Drew Weeks sent the recipe for this old-fashioned dressing from his home in Edisto Island, South Carolina.
  • Total Time
    Prep: 25 min. + cooling Bake: 1 hour
  • Makes
    13 servings


  • 1 cup all-purpose flour
  • 1 cup cornmeal
  • 2 tablespoons sugar
  • 1 tablespoon baking powder
  • 1/2 teaspoon salt
  • 2/3 cup water
  • 1/3 cup fat-free milk
  • 1 large egg, lightly beaten
  • 2 tablespoons canola oil
  • 10 slices bread, toasted and cubed
  • 3 cups chopped celery
  • 1-1/3 cups chopped onion
  • 1 teaspoon canola oil
  • 3 teaspoons reduced-sodium chicken bouillon granules or 1-1/2 vegetable bouillon cubes
  • 1/4 cup boiling water
  • 1 can (14-1/2 ounces) reduced-sodium chicken broth or vegetable broth
  • 2 large eggs, lightly beaten
  • 2 teaspoons dried parsley flakes
  • 1-1/2 teaspoons rubbed sage
  • 1 teaspoon each poultry seasoning, dried basil and rosemary, crushed
  • 1/2 teaspoon each salt and dried thyme


  • Preheat oven to 375°. For cornbread, in a bowl, combine flour, cornmeal, sugar, baking powder and salt. In a small bowl, whisk egg, water, milk and oil. Stir into flour mixture just until blended. Transfer to a greased 8-in. square baking pan. Bake until a toothpick inserted in the center comes out clean, 15-20 minutes. Cool in pan on a wire rack. Crumble into a large bowl. Reduce oven temperature to 350°.
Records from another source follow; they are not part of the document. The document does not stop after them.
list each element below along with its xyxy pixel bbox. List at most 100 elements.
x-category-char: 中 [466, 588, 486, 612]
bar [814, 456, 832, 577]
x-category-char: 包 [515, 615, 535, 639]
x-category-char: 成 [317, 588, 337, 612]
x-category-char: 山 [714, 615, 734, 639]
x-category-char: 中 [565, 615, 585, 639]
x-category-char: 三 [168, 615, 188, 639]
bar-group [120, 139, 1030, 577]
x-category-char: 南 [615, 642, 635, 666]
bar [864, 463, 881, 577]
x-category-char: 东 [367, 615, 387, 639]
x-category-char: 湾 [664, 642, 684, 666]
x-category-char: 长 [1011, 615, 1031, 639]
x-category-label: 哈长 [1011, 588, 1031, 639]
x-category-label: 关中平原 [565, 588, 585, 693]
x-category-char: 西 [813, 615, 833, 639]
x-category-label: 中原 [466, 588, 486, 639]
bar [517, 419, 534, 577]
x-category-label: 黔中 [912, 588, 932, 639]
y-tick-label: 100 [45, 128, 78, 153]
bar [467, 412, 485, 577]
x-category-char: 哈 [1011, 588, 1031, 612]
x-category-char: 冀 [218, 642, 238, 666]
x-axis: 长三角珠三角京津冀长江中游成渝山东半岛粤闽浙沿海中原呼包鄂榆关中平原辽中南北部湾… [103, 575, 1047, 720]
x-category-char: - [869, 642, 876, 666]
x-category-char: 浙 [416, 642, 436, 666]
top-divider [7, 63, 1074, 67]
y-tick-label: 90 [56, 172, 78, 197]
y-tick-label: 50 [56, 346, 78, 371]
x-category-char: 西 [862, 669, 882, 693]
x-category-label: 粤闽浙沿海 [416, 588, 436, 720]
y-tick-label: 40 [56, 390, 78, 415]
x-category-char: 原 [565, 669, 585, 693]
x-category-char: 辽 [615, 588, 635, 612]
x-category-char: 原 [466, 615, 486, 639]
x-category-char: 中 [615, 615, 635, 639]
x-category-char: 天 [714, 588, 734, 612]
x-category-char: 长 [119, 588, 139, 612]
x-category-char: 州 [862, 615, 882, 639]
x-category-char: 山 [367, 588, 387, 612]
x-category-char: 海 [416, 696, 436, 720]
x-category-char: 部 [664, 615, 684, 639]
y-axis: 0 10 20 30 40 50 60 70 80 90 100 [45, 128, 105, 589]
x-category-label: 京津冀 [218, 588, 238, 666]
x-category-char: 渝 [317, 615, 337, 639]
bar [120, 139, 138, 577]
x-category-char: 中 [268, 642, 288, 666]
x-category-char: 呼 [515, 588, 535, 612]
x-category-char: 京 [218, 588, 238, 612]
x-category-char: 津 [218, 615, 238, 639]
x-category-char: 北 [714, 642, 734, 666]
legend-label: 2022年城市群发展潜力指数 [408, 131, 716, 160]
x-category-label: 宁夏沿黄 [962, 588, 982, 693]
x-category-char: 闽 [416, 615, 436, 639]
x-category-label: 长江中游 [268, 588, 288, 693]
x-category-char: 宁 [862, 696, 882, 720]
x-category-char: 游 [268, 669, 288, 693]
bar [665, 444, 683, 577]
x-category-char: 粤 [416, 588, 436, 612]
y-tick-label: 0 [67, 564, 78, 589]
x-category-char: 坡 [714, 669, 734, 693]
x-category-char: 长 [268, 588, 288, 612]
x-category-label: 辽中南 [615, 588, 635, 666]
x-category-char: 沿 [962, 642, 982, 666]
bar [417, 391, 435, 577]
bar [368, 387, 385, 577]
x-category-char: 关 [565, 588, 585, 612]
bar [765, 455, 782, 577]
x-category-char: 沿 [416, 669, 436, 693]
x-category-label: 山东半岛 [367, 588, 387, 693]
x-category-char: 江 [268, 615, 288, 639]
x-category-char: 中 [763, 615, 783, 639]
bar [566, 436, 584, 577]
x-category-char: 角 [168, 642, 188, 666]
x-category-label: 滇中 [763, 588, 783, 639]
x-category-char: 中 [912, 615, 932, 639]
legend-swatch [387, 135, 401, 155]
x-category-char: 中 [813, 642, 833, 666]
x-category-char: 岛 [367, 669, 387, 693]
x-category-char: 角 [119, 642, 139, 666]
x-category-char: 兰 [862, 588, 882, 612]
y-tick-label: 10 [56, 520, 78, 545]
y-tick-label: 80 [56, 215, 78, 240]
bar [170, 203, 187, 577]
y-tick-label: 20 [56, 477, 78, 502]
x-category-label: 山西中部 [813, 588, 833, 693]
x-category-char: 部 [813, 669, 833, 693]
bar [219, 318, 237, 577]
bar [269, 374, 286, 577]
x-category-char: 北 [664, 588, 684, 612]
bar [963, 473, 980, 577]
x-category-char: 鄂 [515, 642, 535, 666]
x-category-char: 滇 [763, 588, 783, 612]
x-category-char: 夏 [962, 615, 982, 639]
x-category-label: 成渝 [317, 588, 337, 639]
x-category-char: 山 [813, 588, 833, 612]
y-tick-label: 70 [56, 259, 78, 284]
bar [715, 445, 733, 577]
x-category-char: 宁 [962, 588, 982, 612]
  • For stuffing, stir bread cubes into cornbread crumbs. In a nonstick skillet, cook celery and onion in oil until tender, about 6 minutes. Stir into cornbread mixture.
  • In a small bowl, dissolve bouillon in water. In a large bowl, combine the broth, egg, seasonings and bouillon mixture. Pour over cornbread mixture; toss to coat evenly.
  • Transfer to a greased 13x9x2-in. baking dish. Cover and bake 20 minutes. Uncover; bake until lightly browned, 25-30 minutes longer.
Nutrition Facts
0.750 cup: 197 calories, 4g fat (1g saturated fat), 14mg cholesterol, 592mg sodium, 33g carbohydrate (5g sugars, 2g fiber), 6g protein. Diabetic Exchanges: 2 starch.